I liked this book very much. It not only chronicles the murder, but all that led up to it. Ms. Jones provides a vivid description of Susan Daniels Smith (the victim), a poor coal miner's daughter, and life in the Tug Valley. The author is able to convey the desperation of Susan Smith's last days. She also hints there was a possible FBI cover-up of certain aspects of the case, e.g., Ms. Smith's pregnancy, and the many problems in the agency's Pikeville, Kentucky, office. Any reader of true crime will love this book.

Great Insight into a truly bizarre crime

I had seen the movie about this story and was very eager to read the book. I wasn't disappointed. The book is far more realistic than the film, portraying the victim and her family as what they were, poor people further abused by a system that was designed to protect a killer that was part of it.
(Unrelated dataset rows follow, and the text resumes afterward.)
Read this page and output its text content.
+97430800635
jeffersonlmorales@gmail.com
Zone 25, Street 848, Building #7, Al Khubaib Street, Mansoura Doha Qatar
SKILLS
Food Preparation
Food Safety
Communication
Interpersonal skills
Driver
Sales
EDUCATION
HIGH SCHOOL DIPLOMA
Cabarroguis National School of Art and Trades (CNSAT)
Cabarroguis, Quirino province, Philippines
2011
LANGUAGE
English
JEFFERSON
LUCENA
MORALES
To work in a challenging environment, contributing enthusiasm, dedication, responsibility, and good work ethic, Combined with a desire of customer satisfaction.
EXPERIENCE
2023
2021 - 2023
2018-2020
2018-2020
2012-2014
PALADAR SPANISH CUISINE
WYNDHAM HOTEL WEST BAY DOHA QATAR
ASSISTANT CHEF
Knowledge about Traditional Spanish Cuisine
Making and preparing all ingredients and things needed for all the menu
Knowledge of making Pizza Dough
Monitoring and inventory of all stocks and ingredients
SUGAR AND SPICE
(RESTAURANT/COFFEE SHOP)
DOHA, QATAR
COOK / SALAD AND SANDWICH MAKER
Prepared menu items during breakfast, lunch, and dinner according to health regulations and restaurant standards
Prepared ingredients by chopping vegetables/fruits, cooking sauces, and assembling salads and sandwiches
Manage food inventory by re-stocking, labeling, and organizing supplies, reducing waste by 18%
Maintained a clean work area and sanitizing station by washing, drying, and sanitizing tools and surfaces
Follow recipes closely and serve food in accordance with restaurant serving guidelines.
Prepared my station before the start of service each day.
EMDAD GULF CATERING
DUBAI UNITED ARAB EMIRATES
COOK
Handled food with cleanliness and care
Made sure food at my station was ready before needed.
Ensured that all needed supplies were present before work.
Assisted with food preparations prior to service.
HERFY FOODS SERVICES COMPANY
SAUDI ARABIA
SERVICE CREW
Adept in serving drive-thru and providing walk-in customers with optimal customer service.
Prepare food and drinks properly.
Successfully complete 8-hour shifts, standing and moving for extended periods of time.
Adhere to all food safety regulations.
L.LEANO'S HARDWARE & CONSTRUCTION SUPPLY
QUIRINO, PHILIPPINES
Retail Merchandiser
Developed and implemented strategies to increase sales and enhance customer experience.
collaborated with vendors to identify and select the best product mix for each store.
Mark Putnam was the perfect FBI agent, thus, from almost the moment of Susan's Daniels Smiths disappearance his lies went unchecked. Anything he said about the victim was automatically believed, after all, she was poor, she was a drug user, she was married to a drug dealer....if it hadn't been for the persistence of Smith's family, especially her sister, this crime may well have gone unsolved, leaving Mark Putnam free to commit this type of crime again. I highly recommend this novel, one of the best "True Crime" stories I've ever read.